A friend from college recently posted on Facebook about her new rain barrels in drought-plagued California. A good effort and commendable. But in the comments thread someone posted a comment cautioning folks in Oregon from capturing rainwater as it might lead to a trip to the pokey. This caught my attention because I live in Oregon and have three rain barrels. I also live across the street from someone with roughly 2000 gallons of capacity in their system. The interesting thing is that our neighbor works for EWEB or the Eugene Water and Electric Board. In Eugene rain barrels are not only legal, but systems below 5000 gallons are encouraged by the City and larger ones are considered with proper permitting.
When I posted a link indicating that water collection via rain barrels was not illegal in Oregon, the response was a link from a piece in on the AccuWeather site that was illustrated by the photo of the rain barrel shown at the top of this piece.
But when you go to the source of this claim and the reason for the jail sentence we see the above illustration of one of the three illegal reservoirs created by the "gentleman" in question. This is hardly about rain barrels or casual water harvesting. But here we are with sloppy or misleading reporting taking us unnecessarily to a point of distress, anger or paranoia.

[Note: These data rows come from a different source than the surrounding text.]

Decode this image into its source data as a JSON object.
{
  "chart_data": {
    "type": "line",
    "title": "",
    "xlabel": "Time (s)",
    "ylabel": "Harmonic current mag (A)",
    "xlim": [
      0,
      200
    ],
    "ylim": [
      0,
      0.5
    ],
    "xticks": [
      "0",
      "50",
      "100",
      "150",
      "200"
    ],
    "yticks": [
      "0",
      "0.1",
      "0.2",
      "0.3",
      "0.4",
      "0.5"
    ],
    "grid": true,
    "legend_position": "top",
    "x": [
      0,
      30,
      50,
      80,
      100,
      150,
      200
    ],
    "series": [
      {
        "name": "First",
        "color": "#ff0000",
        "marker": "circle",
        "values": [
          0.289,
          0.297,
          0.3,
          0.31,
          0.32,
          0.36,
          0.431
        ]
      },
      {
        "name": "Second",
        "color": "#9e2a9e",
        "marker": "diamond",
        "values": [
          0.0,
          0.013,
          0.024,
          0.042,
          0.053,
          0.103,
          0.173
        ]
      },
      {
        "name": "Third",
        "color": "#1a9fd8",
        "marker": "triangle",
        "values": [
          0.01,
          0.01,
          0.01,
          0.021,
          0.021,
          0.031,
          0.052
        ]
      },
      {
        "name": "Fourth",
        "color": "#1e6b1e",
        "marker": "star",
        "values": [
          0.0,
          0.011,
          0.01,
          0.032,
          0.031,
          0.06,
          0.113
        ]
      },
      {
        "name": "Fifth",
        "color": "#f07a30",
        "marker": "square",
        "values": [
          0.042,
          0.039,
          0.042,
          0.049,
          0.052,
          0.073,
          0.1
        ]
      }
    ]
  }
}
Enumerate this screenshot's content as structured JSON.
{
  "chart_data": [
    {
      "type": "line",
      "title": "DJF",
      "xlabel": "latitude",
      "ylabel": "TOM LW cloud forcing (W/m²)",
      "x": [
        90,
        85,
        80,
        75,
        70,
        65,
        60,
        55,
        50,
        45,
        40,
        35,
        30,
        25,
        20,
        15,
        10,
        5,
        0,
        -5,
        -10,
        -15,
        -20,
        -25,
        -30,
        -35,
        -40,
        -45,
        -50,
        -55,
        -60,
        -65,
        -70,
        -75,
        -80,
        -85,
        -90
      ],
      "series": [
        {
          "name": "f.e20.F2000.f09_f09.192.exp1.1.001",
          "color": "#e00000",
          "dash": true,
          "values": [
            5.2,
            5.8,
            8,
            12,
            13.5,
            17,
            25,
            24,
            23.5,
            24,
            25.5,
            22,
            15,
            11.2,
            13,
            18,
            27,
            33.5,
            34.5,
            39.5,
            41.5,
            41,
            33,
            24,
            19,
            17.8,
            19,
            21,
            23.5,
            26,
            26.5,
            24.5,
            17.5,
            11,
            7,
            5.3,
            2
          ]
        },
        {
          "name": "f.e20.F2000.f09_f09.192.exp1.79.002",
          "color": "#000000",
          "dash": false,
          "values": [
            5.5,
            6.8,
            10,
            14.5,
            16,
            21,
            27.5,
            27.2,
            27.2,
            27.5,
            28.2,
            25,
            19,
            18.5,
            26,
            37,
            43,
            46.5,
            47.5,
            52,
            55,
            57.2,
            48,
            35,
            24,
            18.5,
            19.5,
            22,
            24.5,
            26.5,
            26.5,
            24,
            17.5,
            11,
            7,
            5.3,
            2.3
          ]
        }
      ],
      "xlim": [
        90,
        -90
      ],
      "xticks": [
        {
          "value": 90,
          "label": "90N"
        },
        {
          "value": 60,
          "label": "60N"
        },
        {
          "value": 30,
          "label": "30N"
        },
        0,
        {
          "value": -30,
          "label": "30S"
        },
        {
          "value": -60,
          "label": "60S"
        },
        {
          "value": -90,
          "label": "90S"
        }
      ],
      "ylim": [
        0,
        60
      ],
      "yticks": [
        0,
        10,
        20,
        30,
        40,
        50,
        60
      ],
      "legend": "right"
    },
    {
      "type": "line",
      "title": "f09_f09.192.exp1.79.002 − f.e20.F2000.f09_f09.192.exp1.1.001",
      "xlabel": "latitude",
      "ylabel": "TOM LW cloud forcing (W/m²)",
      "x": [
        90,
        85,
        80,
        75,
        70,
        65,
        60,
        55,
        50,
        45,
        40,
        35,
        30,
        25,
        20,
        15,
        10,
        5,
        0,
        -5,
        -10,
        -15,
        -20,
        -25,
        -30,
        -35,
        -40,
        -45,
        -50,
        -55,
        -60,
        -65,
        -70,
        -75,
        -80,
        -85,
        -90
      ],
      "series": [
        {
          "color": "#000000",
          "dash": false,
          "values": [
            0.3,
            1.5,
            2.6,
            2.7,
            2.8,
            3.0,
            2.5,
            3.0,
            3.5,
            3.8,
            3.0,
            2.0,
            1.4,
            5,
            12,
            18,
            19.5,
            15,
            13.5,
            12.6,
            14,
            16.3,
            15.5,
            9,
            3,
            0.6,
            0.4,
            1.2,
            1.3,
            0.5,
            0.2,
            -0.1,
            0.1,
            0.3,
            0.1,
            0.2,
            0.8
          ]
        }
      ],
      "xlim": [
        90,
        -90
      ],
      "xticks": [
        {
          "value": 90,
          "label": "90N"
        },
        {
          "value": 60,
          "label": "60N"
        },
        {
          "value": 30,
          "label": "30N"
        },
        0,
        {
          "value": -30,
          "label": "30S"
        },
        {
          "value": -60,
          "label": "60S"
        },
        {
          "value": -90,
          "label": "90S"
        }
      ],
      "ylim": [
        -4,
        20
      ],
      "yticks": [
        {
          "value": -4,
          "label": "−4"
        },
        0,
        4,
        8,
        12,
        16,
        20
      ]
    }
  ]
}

The commenter on the thread removed his comment and therefore my replies. I am sorry he did that because this is how these dialogues should go—facts and arguments presented back and forth until resolution is hammered out. He did nothing wrong posting something that he had every right to believe was truthful and accurate. It was after all AccuWeather.com not Wearelyingabouttheweather.com.
This taking of an egregious act and using it to create panic in a community that is not in any way, through scale or practice, subject to these consequences is a classic, anti-regulation tactic. I am just surprised that the “victim” in question was not more sympathetic—perhaps a blind grandmother with cancer. (Yes, this latter part is cynical.) . Naomi Klein and others have written much about this tactic.
I do not know whether the AccuWeather piece was sloppy or purposely deceptive, but I am not sure it really matters. We in the US have become way too accepting of bad journalism in all its many forms including propaganda. I say this because I have experienced editors and editing where questions are actually raised about accuracy and the agreement between illustrations, headlines and content. Many are rightfully pointing out that we are living now with the political consequences of our inattention to the quality of journalism. I think that is true. We need to do better. We need to ask more questions and we need to look critically at all that is feed us. Because a lot of it seems to have passed through a large male bovine before it ever reached us.